PLEASE don't mix cause & effect.
Delta doesn't *cause* a change in price -- delta IS the change in price.
Gamma doesn't *cause* a change in delta -- gamma IS the change in delta.
Gamma is a *witness* to the change in delta;
delta is a *witness* to the change in the underlying.
But fo'sho', the *geometry* of price against time *changes* as time→0.00, and the more so, as time approaches.
Lots of great graphs out there to illustrate this. I wonder which one is best?......
"Yes."
((And now we're back to gamma!))
So, you're absolutely correct: if there were no future(s) contract issue, and interest rates = 0.0%, yadda-yadda-yadda,
if you had two expiries of the same strike, they would not have identical deltas because as the instantaneous rate-of-change, the deltas would face different slopes in being of different TTE: this would be a delta/theta partial derivative, which would give reason for two very different gammas as a result. So EVEN IF {somehow} their initial measured deltas were *exactly* the same, in the next infinitesimal instant, the different gammas would produce different next-increment deltas.

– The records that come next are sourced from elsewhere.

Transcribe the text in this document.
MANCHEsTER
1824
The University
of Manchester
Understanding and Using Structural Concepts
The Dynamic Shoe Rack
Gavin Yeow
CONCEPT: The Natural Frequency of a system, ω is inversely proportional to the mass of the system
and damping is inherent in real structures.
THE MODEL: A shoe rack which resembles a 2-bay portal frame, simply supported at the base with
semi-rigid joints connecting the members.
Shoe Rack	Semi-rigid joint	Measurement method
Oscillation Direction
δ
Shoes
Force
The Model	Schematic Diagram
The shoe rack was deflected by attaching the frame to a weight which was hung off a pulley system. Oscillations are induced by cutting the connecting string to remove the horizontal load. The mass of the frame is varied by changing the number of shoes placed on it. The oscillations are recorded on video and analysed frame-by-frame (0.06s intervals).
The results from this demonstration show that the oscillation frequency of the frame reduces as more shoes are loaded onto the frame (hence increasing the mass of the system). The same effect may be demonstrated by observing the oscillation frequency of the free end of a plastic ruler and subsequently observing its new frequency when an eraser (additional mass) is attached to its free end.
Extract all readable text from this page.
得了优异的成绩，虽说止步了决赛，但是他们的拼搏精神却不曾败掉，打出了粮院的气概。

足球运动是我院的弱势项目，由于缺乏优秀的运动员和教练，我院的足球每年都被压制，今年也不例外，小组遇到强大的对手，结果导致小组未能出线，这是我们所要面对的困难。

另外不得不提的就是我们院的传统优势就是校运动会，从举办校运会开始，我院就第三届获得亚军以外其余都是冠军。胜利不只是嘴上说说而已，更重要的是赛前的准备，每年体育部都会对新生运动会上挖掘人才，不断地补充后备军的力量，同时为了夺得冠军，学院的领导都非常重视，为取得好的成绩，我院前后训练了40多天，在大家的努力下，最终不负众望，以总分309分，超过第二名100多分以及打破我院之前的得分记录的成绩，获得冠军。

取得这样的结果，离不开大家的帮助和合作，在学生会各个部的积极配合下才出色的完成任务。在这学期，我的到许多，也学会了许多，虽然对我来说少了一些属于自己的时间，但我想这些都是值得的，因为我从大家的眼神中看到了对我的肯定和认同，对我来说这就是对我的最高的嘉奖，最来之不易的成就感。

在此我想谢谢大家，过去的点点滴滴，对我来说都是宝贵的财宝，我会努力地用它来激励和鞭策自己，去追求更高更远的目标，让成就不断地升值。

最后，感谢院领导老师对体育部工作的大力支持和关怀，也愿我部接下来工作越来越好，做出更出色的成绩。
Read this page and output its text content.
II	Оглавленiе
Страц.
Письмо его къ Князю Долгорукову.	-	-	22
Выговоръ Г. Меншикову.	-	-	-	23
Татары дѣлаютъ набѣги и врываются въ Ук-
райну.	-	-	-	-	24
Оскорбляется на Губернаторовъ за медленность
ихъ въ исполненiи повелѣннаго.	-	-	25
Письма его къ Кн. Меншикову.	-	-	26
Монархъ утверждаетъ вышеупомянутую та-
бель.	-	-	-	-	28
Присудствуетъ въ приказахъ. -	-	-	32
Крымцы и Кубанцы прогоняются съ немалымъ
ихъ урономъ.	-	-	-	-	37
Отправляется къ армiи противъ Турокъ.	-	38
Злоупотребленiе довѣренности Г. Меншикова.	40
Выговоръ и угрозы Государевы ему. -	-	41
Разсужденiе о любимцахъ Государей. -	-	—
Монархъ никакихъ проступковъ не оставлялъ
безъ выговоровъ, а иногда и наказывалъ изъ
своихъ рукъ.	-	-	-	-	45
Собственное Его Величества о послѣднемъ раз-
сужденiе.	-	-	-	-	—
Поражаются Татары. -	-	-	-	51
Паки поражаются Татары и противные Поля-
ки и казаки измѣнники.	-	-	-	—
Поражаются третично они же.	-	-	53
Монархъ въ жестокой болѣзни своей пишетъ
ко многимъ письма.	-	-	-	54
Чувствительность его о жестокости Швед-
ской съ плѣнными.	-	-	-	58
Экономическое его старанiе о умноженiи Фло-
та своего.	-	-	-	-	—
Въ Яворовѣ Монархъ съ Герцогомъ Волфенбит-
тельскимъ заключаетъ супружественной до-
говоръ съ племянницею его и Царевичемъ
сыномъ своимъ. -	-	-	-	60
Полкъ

If you think about a 3-dimensional graph, you can go up the slope using only delta (change=gamma), or you can partial delta-theta (change="charm") and then do theta. Either way, you're still navigating a hill.
Thank you, and thank you. Excellent explanations, and I get it (or most of it): what I'm understanding is that, taking two Call options that had just moment prior both had Deltas of 0.50, one with 1 day to expiry, the other 1 year, at the precise moment of a change in the underlying SP (let's use a big +25% just to make it extreme), the Delta of the two options will change, but to very different degrees (a relationship dictated by their respective gammas which will NOT have been identical, unlike their deltas.)
So the 1-day-to-expiry Call will now have a Delta of close to 1.00, whereas the 1-year-out Call will obviously be much less than that (likely in the 70% - 90% range, given how much longer to expiry, depending on many factors ofc, right?). So even though they had identical Deltas before the +25% gap up, their price changes by different amts...(?)
Do I have that more or less correct? If so, it kind of leads me back to my original Q (in my 2nd post), which is why most sources explaining the Greeks refer to Delta as an indicator of how an option price will change in relation to a change in the underlying. I've never seen an asterisk appended to that definition (and some posts in this thread suggest that there shouldn't be one at all), but it seems to be...at the very least very incomplete, right? Because the accuracy/veracity of that definition very much depends, so it seems, on the *magnitude* of the chg in underlying. For small moves it seems to hold rather well, but for large moves it falls apart(?)
If I'm 'getting there', but still misunderstanding something fundamental, I'd appreciate a nudge over the finish line
Delta is the instantaneous rate of change of the option. Once the underlying moves by a penny the gamma is different and so the delta will also be different. Maybe the confusion is coming from looking at your risk as delta only. You should be looking at it through a broad picture. If you buy short dated options, the delta is more volatile ATM than a longer dated option. Since options have convexity, there is no single risk measure that will tell you how much the option will move given the underlying over large moves. All risk measures in the BS world is instantaneous. Does that make sense?
Also the far dated options have higher delta due to drift (straight from the BS model).
Also the far dated options have higher delta due to drift (straight from the BS model).
Yes that's right. As @TheBigShort says all risk measures in options relate only to the current state: tweak the spot, vol, time-to-expiry, interest rate, strike and they change. If delta didn't change with spot then that means gamma=0, ie there is not optionality in the first place, so it doesn't make any sense that delta would be static over large moves in the underlying for options.